10. Onto the network side. I will assume eth2 is the interface we wil be using to route the VPN traffic to. Add the following to /etc/network/interfaces
>>>
auto eth2
iface eth2 inet static
address 10.10.0.1
netmask 255.255.255.0
<<<

11. Add the following to /etc/dhcp/dhcpd.conf
>>>
# dhcpd.conf
#
# This is a basic setup, for more info check /etc/dhcp/dhcpd.conf.example or man ISC dhcp server.

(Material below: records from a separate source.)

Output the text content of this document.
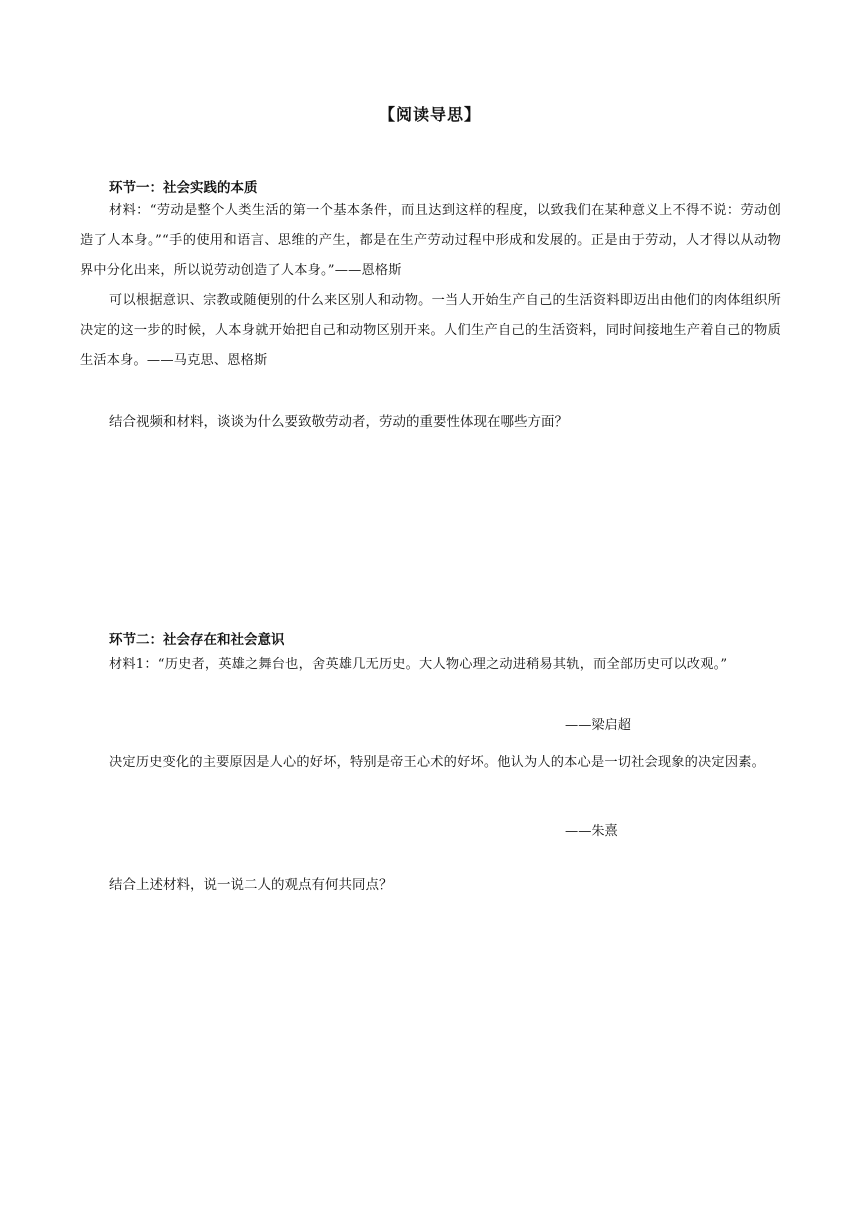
【阅读导思】
环节一：社会实践的本质
材料：“劳动是整个人类生活的第一个基本条件，而且达到这样的程度，以致我们在某种意义上不得不说：劳动创造了人本身。”“手的使用和语言、思维的产生，都是在生产劳动过程中形成和发展的。正是由于劳动，人才得以从动物界中分化出来，所以说劳动创造了人本身。”——恩格斯
可以根据意识、宗教或随便别的什么来区别人和动物。一当人开始生产自己的生活资料即迈出由他们的肉体组织所决定的这一步的时候，人本身就开始把自己和动物区别开来。人们生产自己的生活资料，同时间接地生产着自己的物质生活本身。——马克思、恩格斯
结合视频和材料，谈谈为什么要致敬劳动者，劳动的重要性体现在哪些方面？
环节二：社会存在和社会意识
材料1：“历史者，英雄之舞台也，舍英雄几无历史。大人物心理之动进稍易其轨，而全部历史可以改观。”
——梁启超
决定历史变化的主要原因是人心的好坏，特别是帝王心术的好坏。他认为人的本心是一切社会现象的决定因素。
——朱熹
结合上述材料，说一说二人的观点有何共同点？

# This is a authoritative DHCP Server. If the DHCP client is either missconfigured or is doing
# something it isn't supposed to do, it will fail obtaining a IP until next lease!
authoritative;

log-facility local0;

subnet 10.10.0.0 netmask 255.255.255.0 {
  range 10.10.0.100 10.10.0.160;
  option domain-name-servers 10.10.0.1, 8.8.8.8, 8.8.4.4;
  option routers 10.10.0.1;
  default-lease-time 3600;                                                 
  max-lease-time 21600; 
}
<<<

12. Configure syslog to log messages from and to the ISC dhcp server
# echo "local0.debug /var/log/dhcpd.log" >> /etc/syslog.conf

13. Start the ISC dhcp server, syslog and iptables
# rc-service dhcpd start
# rc-service syslog start
# rc-service iptables start

14. Lastly the firewall. I will assume that the VPN interface is tun0 and we will be forwarding traffic to and from eth2
# iptables -t nat -I POSTROUTING 1 -o tun0 -j MASQUERADE
# iptables -I FORWARD 1 -i tun0 -o eth2 -m state --state RELATED,ESTABLISHED -j ACCEPT
# iptables -I FORWARD 1 -i eth2 -o tun0 -j ACCEPT

15. Save the firewall rules so that these are loaded at boot time and alongside wit the rest
# /etc/init.d/iptables save

If all went well and your setup is similar to the one described here, the clients connecting through eth2 will now be routed through the VPN.

Replaced default alpine DHCP server with ISC dhcp server and added the syslog configuration.